Agnostic Front – Liberty & Justice For…

Author: BD Joyce

Agnostic Front – Liberty & Justice For…
  • Artist: Agnostic Front
  • Album: Liberty & Justice For…
  • Year of Release: 1987
  • Country: USA
  • Label: Century Media
  • Format: Jewelcase CD
  • Catalogue Number: 9962252

Just 12 months after the landmark Cause For Alarm album, Agnostic Front surprisingly decided against the obvious progression into psychedelic prog-funk, and instead chose to solidify their position as leaders of the New York hardcore scene with the release of their third album, Liberty & Justice For…, curiously released in the very same year as Metallica’s similarly-titled …And Justice For All. A little like the genre in microcosm, there are no surprises here, just a slight refinement of the formula that served the band so well on their previous record. Some of the youthful exuberance and ramshackle thrill of Cause For Alarm is lost in this process, but in its place comes a greater emphasis on song-writing and vocal hooks, which means that the best songs found here are more considered and fundamentally more impressive than the standout tracks on its predecessor. This is reminiscent of the sort of development (albeit not quite the same quantum leap in quality) that many of their more conventional thrash contemporaries made between their first and second albums. Not unlike, for example, Metallica from Kill ‘Em All to Ride The Lightning, or Anthrax from Fistful Of Metal to Spreading The Disease, the impact of night after night on the stage has contributed to Agnostic Front becoming unavoidably more technically proficient, more professional, and more confident in recording a sound less derivative of their influences, instead settling on the singular and recognisable noise that they would deploy with some alterations for the remainder of their musical career.
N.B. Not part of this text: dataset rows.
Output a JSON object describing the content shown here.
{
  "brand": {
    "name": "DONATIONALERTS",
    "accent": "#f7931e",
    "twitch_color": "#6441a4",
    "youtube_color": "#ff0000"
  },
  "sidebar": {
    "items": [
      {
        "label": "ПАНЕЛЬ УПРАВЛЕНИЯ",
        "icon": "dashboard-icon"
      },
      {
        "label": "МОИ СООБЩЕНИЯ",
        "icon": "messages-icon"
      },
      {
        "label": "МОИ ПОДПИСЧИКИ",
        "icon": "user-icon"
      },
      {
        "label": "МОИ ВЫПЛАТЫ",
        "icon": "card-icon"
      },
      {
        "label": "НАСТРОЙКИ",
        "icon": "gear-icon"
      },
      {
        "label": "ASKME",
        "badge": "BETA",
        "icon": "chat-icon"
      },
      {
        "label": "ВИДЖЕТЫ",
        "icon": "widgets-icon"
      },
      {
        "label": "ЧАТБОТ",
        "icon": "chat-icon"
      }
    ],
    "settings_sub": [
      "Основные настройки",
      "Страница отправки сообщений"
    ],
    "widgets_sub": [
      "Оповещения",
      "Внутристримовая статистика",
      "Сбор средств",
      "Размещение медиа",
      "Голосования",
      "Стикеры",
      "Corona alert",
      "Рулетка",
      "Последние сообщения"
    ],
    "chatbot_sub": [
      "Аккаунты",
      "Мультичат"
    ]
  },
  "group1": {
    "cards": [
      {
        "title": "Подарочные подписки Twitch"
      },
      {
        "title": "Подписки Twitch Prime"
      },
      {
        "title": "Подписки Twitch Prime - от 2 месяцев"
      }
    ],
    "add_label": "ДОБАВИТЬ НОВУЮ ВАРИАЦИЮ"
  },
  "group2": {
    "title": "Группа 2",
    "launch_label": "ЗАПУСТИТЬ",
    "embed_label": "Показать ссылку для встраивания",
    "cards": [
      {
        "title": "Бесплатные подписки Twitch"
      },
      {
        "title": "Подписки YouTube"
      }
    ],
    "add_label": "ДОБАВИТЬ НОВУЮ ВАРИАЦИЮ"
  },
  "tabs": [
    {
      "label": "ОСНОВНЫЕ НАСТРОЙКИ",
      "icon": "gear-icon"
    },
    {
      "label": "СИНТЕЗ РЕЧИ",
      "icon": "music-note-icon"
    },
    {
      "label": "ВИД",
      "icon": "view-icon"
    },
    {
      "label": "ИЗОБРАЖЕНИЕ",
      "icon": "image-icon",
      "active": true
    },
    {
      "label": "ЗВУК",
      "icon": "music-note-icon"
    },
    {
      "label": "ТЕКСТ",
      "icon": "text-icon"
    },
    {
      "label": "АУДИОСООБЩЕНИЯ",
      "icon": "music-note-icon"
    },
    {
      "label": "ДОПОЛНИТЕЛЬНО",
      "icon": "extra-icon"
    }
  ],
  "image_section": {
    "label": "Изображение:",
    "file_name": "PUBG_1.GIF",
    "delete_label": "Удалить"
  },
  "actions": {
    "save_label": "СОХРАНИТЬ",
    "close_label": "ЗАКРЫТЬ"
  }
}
Part of this change was perhaps down to the evolving line-up of the band. While the core of Agnostic Front (Roger Miret on vocals, and Vinnie Stigma on guitar duties) has remained unchanged throughout the now-veteran band’s career, one has to imagine that the more extensive supporting cast that have come and gone over time have profoundly impacted the band’s sound, particularly given the paucity of Stigma’s own songwriting contributions. Although he may be a totemic presence, much beloved of longtime fans of the group, and remains a key component of their live show, the composition is usually shared between Miret and whoever else happens to be swelling the Front ranks at any given moment. This time round, Louie Beatto, who was a dextrous and even quirky presence behind the kit on Cause For Alarm is supplanted by Will Shepler, who would remain Agnostic Front’s drummer until their mid-90s hiatus, during which he joined part of their literal extended family, Madball. Steve Martin (not that one) joins on lead guitar for his only studio album with the band, and the line-up is completed by Alan Peters on bass, who sadly passed away in 2020. Martin and Peters are a relatively small part of the band’s history in terms of the time that they spent as members, but their contribution to Liberty & Justice For… was significant. Between the two of them, they wrote or co-wrote the vast majority of the material, outside of a cover of ‘Crucified’, by Washington DC skinheads Iron Cross.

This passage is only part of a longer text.